At this point, it is hiding the fact that it mutates the state of the global singleton LinkedListNodeObjectPool, and because we made an explicitly call to it, preventing modularized testing. Now consider a scenario where for some reason LinkedListNodeObjectPool hands out large chunks of memory (say, 1 MB each node), and we want to do scale testing on the operations of LinkedList (e.g. Insert, Delete concurrently), our test will have to run slowly because there is no way for us to change the LinkedListNodeObjectPool's memory behavior without changing the code. Whereas in an ideal world, we know that in this test, it doesn't matter what the content of these LinkedListNode are, and can get away with a fake object that just has the pointer field.
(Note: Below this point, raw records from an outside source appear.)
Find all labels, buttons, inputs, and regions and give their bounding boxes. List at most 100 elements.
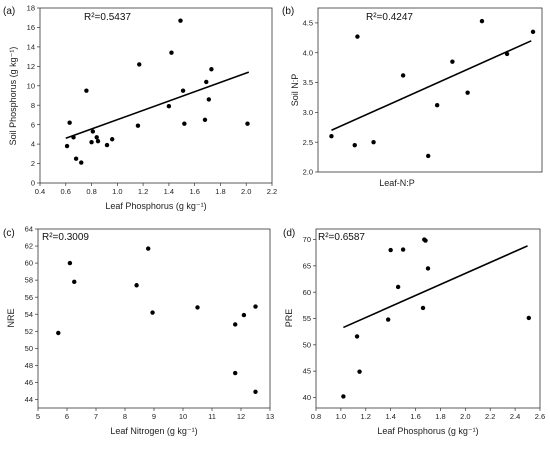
panel-a-ytick-label: 14 <box>27 42 35 51</box>
panel-a-data-point <box>182 121 187 126</box>
panel-d-ytick-label: 60 <box>303 288 311 297</box>
panel-d-data-point <box>388 247 393 253</box>
panel-d-ytick-label: 65 <box>303 261 311 270</box>
panel-c-data-point <box>253 389 258 395</box>
panel-b-data-point <box>400 73 406 78</box>
panel-a-data-point <box>94 135 99 140</box>
panel-a-data-point <box>79 160 84 165</box>
panel-a-data-point <box>95 138 101 144</box>
panel-d-data-point <box>423 238 428 243</box>
panel-a-xtick-label: 2.2 <box>267 187 277 196</box>
panel-a-ytick-label: 0 <box>31 179 35 188</box>
panel-b-trendline <box>331 40 532 131</box>
panel-c-xtick-label: 5 <box>36 412 40 421</box>
panel-d-ytick-label: 45 <box>303 367 311 376</box>
panel-a-ytick-label: 18 <box>27 4 35 13</box>
panel-a-xlabel: Leaf Phosphorus (g kg⁻¹) <box>105 201 206 211</box>
panel-c-ytick-label: 64 <box>25 225 33 234</box>
panel-b-ytick-label: 3.0 <box>303 108 313 117</box>
panel-b-data-point <box>465 90 470 95</box>
panel-a-xtick-label: 1.6 <box>189 187 199 196</box>
panel-a-data-point <box>178 18 183 23</box>
panel-a-data-point <box>202 117 208 123</box>
panel-c-ytick-label: 62 <box>25 242 33 251</box>
panel-c-ytick-label: 44 <box>25 395 33 404</box>
panel-a: (a) R²=0.5437 Leaf Phosphorus (g kg⁻¹) S… <box>3 4 277 211</box>
panel-c-data-point <box>150 310 155 315</box>
panel-d-xtick-label: 1.4 <box>385 412 395 421</box>
panel-b-xlabel: Leaf-N:P <box>379 178 415 188</box>
panel-a-ytick-label: 10 <box>27 81 35 90</box>
panel-a-data-point <box>104 142 110 148</box>
panel-a-data-point <box>135 123 141 128</box>
panel-d-data-point <box>400 247 406 252</box>
panel-c-r2: R²=0.3009 <box>42 232 89 243</box>
panel-a-data-point <box>180 88 186 93</box>
panel-a-data-point <box>73 156 79 161</box>
panel-a-data-point <box>209 67 214 72</box>
panel-b-data-point <box>504 51 510 57</box>
panel-b-data-point <box>450 59 455 64</box>
panel-b: (b) R²=0.4247 Leaf-N:P Soil N:P 2.0 2.5 3.… <box>282 6 543 188</box>
panel-c: (c) R²=0.3009 Leaf Nitrogen (g kg⁻¹) NRE… <box>3 225 274 436</box>
panel-c-data-point <box>72 279 77 285</box>
panel-d-xtick-label: 2.4 <box>510 412 520 421</box>
panel-c-data-point <box>146 246 151 251</box>
panel-c-xtick-label: 8 <box>123 412 127 421</box>
panel-c-data-point <box>253 304 258 309</box>
panel-c-xtick-label: 10 <box>179 412 187 421</box>
panel-d-r2: R²=0.6587 <box>318 232 365 243</box>
panel-a-label: (a) <box>3 6 15 17</box>
panel-a-xtick-label: 1.4 <box>164 187 174 196</box>
panel-a-data-point <box>71 135 76 140</box>
panel-b-data-point <box>352 142 357 148</box>
panel-a-data-point <box>245 121 250 126</box>
panel-d-data-point <box>395 284 401 290</box>
panel-c-data-point <box>134 283 139 288</box>
panel-b-ytick-label: 4.5 <box>303 19 313 28</box>
panel-a-data-point <box>169 50 174 55</box>
panel-c-ytick-label: 52 <box>25 327 33 336</box>
panel-d-trendline <box>343 245 528 329</box>
panel-c-xtick-label: 12 <box>237 412 245 421</box>
panel-c-ytick-label: 50 <box>25 344 33 353</box>
panel-d-ytick-label: 70 <box>303 235 311 244</box>
panel-d-data-point <box>425 266 431 271</box>
panel-d: (d) R²=0.6587 Leaf Phosphorus (g kg⁻¹) P… <box>283 228 545 436</box>
panel-b-ylabel: Soil N:P <box>290 74 300 107</box>
panel-a-trendline <box>65 71 250 140</box>
panel-a-r2: R²=0.5437 <box>84 12 131 23</box>
panel-a-ylabel: Soil Phosphorus (g kg⁻¹) <box>8 47 18 146</box>
panel-a-data-point <box>90 129 96 134</box>
panel-b-r2: R²=0.4247 <box>366 12 413 23</box>
panel-a-ytick-label: 16 <box>27 23 35 32</box>
panel-a-xtick-label: 2.0 <box>241 187 251 196</box>
panel-d-data-point <box>526 315 531 321</box>
panel-a-data-point <box>64 143 70 149</box>
panel-b-data-point <box>479 18 485 24</box>
panel-d-xtick-label: 2.0 <box>460 412 470 421</box>
panel-a-xtick-label: 1.0 <box>112 187 122 196</box>
panel-d-xtick-label: 2.2 <box>485 412 495 421</box>
panel-c-xtick-label: 6 <box>65 412 69 421</box>
panel-a-data-point <box>166 103 172 109</box>
panel-b-label: (b) <box>282 6 294 17</box>
panel-b-ytick-label: 4.0 <box>303 48 313 57</box>
panel-c-ytick-label: 56 <box>25 293 33 302</box>
panel-a-ytick-label: 2 <box>31 159 35 168</box>
panel-d-xtick-label: 1.0 <box>336 412 346 421</box>
panel-b-frame <box>317 7 543 173</box>
panel-b-ytick-label: 3.5 <box>303 78 313 87</box>
panel-a-data-point <box>89 139 94 145</box>
panel-d-xtick-label: 1.8 <box>435 412 445 421</box>
panel-d-xtick-label: 2.6 <box>535 412 545 421</box>
panel-c-data-point <box>241 312 247 318</box>
panel-d-data-point <box>341 394 346 399</box>
panel-d-xtick-label: 0.8 <box>311 412 321 421</box>
panel-a-data-point <box>84 88 89 93</box>
panel-b-ytick-label: 2.5 <box>303 138 313 147</box>
panel-d-label: (d) <box>283 228 295 239</box>
panel-c-data-point <box>233 370 238 376</box>
panel-d-ytick-label: 50 <box>303 340 311 349</box>
panel-c-data-point <box>195 305 200 310</box>
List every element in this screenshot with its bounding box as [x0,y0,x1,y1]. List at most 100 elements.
Suppose we have written the code instead in this way:

class LinkedList {
  LinkedList(LinkedListNodeObjectPool &pool) : pool_(pool) {}
  // ...
  template <typename T>
  void Add(T content) {
    // ...
    pool_.New(content);
  }

  //...
  LinkedListNodeObjectPool &pool_;
};

Everything still works. But now suppose we want to write the above test, we simply do:

// fake implementation with low memory overhead
class FakeLinkedListNodeObjectPool : public LinkedListNodeObjectPool {
  // ...
}

TEST(LinkedListTests, LargeTest) {
  FakeLinkedListNodeObjectPool fake_pool;
  LinkedList tested(fake_pool);
  // test on tested
}

When we execute the real program, presumably in main.cpp:

int main() {
  // ...
  LinkedListNodeObjectPool real_pool;
  LinkedList tested(real_pool);
  // ...
}

To sum it up, dependency injection states that object creation and the logic be separated. This allows us to change the object without changing the logic. Of course, in practice, there is no need to be as strict about this; it might make sense, for example, for objects to create and own objects when the owned object is essential to functionality (e.g. rarely do we want to change a std::vector implementation, so creating a vector member in the object is fine). However, if the object in question logically is a different component, and it might make sense for the logic to be tested apart from the object, write the code in this way.